Dr. Blank’s face fell as visions of many past requests came before him, but he said merely: “What can I do for you?”

“The fact is,” continued the other, “people say you have strange things in your home. Would you allow me to see the place?”

The missionary jumped to his feet with a relieved smile saying, “Why, come along now. I’ll show you everything.”

Through the house they went; each room seemed more wonderful to Dr. Dwan than the last, everything was a wonder, but what especially aroused his admiration and astonishment was the school-room where the missionaries’ children—girls as well as boys—were at their lessons. All he saw made a deeper impression on his mind than the missionary or even he himself at the time realized.

Some days later when in conversation with one of the missionaries something like the following took place:

Dr. Dwan, looking intently at the missionary, suddenly said with deep feeling, “Do you know what people are saying about you all?”

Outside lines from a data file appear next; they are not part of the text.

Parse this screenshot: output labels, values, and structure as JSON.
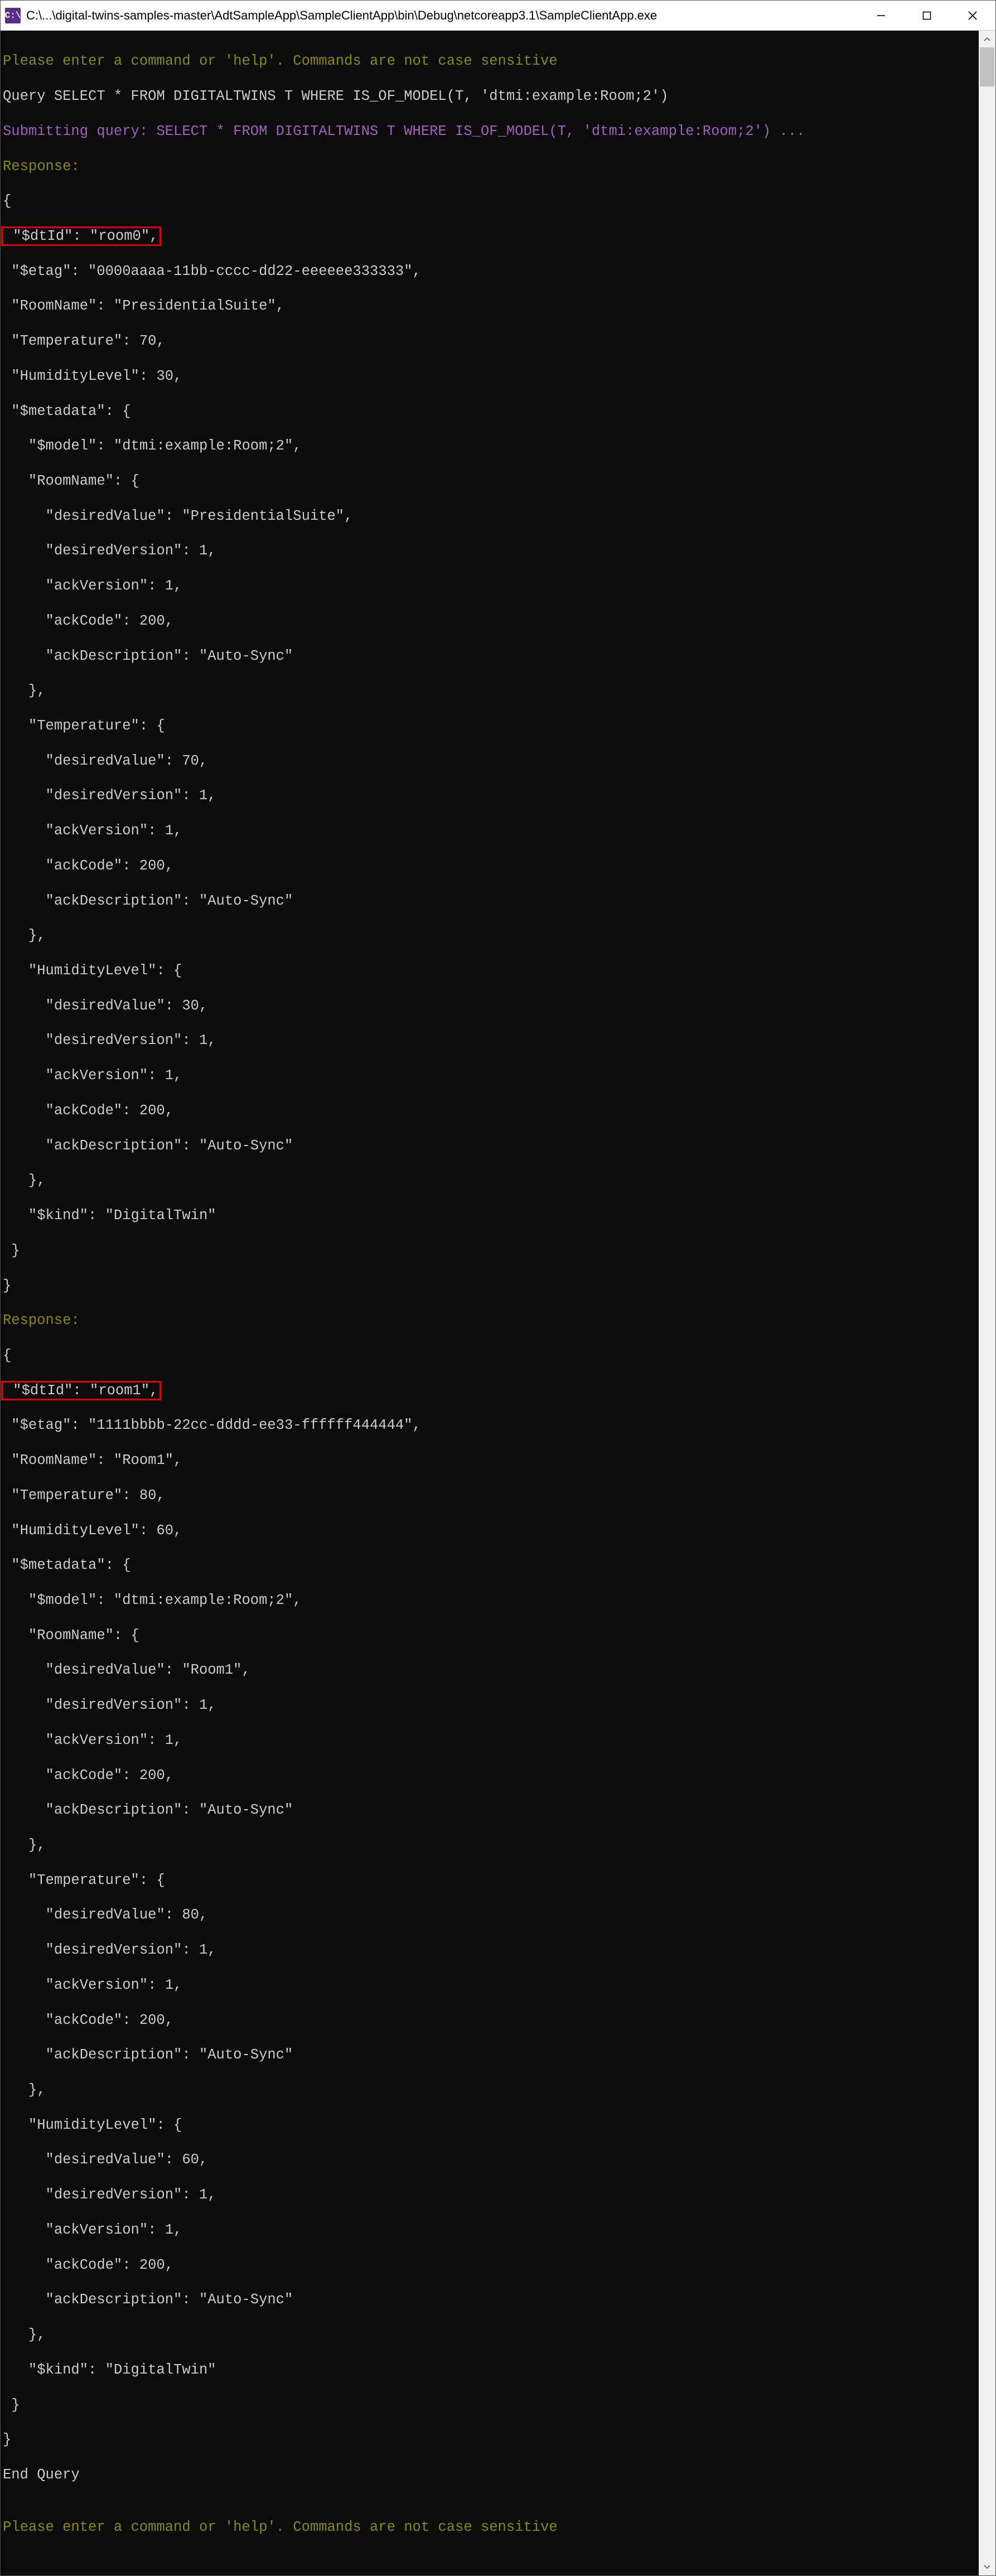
{
  "titlebar": {
    "icon_text": "C:\\",
    "path": "C:\\...\\digital-twins-samples-master\\AdtSampleApp\\SampleClientApp\\bin\\Debug\\netcoreapp3.1\\SampleClientApp.exe"
  },
  "console": {
    "prompt1": "Please enter a command or 'help'. Commands are not case sensitive",
    "query_cmd": "Query SELECT * FROM DIGITALTWINS T WHERE IS_OF_MODEL(T, 'dtmi:example:Room;2')",
    "submitting": "Submitting query: SELECT * FROM DIGITALTWINS T WHERE IS_OF_MODEL(T, 'dtmi:example:Room;2') ...",
    "response_label": "Response:",
    "open_brace": "{",
    "close_brace": "}",
    "r0": {
      "dtid": " \"$dtId\": \"room0\",",
      "etag": " \"$etag\": \"0000aaaa-11bb-cccc-dd22-eeeeee333333\",",
      "roomname": " \"RoomName\": \"PresidentialSuite\",",
      "temp": " \"Temperature\": 70,",
      "hum": " \"HumidityLevel\": 30,",
      "meta_open": " \"$metadata\": {",
      "model": "   \"$model\": \"dtmi:example:Room;2\",",
      "rn_open": "   \"RoomName\": {",
      "rn_dv": "     \"desiredValue\": \"PresidentialSuite\",",
      "rn_dver": "     \"desiredVersion\": 1,",
      "rn_aver": "     \"ackVersion\": 1,",
      "rn_acode": "     \"ackCode\": 200,",
      "rn_adesc": "     \"ackDescription\": \"Auto-Sync\"",
      "rn_close": "   },",
      "t_open": "   \"Temperature\": {",
      "t_dv": "     \"desiredValue\": 70,",
      "t_dver": "     \"desiredVersion\": 1,",
      "t_aver": "     \"ackVersion\": 1,",
      "t_acode": "     \"ackCode\": 200,",
      "t_adesc": "     \"ackDescription\": \"Auto-Sync\"",
      "t_close": "   },",
      "h_open": "   \"HumidityLevel\": {",
      "h_dv": "     \"desiredValue\": 30,",
      "h_dver": "     \"desiredVersion\": 1,",
      "h_aver": "     \"ackVersion\": 1,",
      "h_acode": "     \"ackCode\": 200,",
      "h_adesc": "     \"ackDescription\": \"Auto-Sync\"",
      "h_close": "   },",
      "kind": "   \"$kind\": \"DigitalTwin\"",
      "meta_close": " }"
    },
    "r1": {
      "dtid": " \"$dtId\": \"room1\",",
      "etag": " \"$etag\": \"1111bbbb-22cc-dddd-ee33-ffffff444444\",",
      "roomname": " \"RoomName\": \"Room1\",",
      "temp": " \"Temperature\": 80,",
      "hum": " \"HumidityLevel\": 60,",
      "meta_open": " \"$metadata\": {",
      "model": "   \"$model\": \"dtmi:example:Room;2\",",
      "rn_open": "   \"RoomName\": {",
      "rn_dv": "     \"desiredValue\": \"Room1\",",
      "rn_dver": "     \"desiredVersion\": 1,",
      "rn_aver": "     \"ackVersion\": 1,",
      "rn_acode": "     \"ackCode\": 200,",
      "rn_adesc": "     \"ackDescription\": \"Auto-Sync\"",
      "rn_close": "   },",
      "t_open": "   \"Temperature\": {",
      "t_dv": "     \"desiredValue\": 80,",
      "t_dver": "     \"desiredVersion\": 1,",
      "t_aver": "     \"ackVersion\": 1,",
      "t_acode": "     \"ackCode\": 200,",
      "t_adesc": "     \"ackDescription\": \"Auto-Sync\"",
      "t_close": "   },",
      "h_open": "   \"HumidityLevel\": {",
      "h_dv": "     \"desiredValue\": 60,",
      "h_dver": "     \"desiredVersion\": 1,",
      "h_aver": "     \"ackVersion\": 1,",
      "h_acode": "     \"ackCode\": 200,",
      "h_adesc": "     \"ackDescription\": \"Auto-Sync\"",
      "h_close": "   },",
      "kind": "   \"$kind\": \"DigitalTwin\"",
      "meta_close": " }"
    },
    "end_query": "End Query",
    "prompt2": "Please enter a command or 'help'. Commands are not case sensitive"
  }
}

“Yes, I think we do,” returned the other, with a little laugh. “At least we know quite enough.”

“Then I cannot understand how you can stay and do what you are doing with my people.”

“My friend,” replied the missionary, drawing his chair nearer to the other and speaking from the depths of a full heart,

“It is like this, Jesus Christ left His home in heaven to suffer and die for us—for me. The love that made Him do that He has given to me and those with me. It is this LOVE that makes us do all this for your people.”

“You mean then that you are just following in Jesus Christ’s steps—just doing as He did?”

“Yes,” came the answer quietly, “just that. Will you follow Him too?”

There was a firm and set purpose in Dr. Dwan’s face as, after a moment’s pause, he said gravely:

“Yes, I will, I will follow the Lord Jesus.”

This man counted not the cost; he simply saw the Gleam and faced for it.

Little did he dream how short and stormy the path would be that led from the Gleam to the Glory beyond.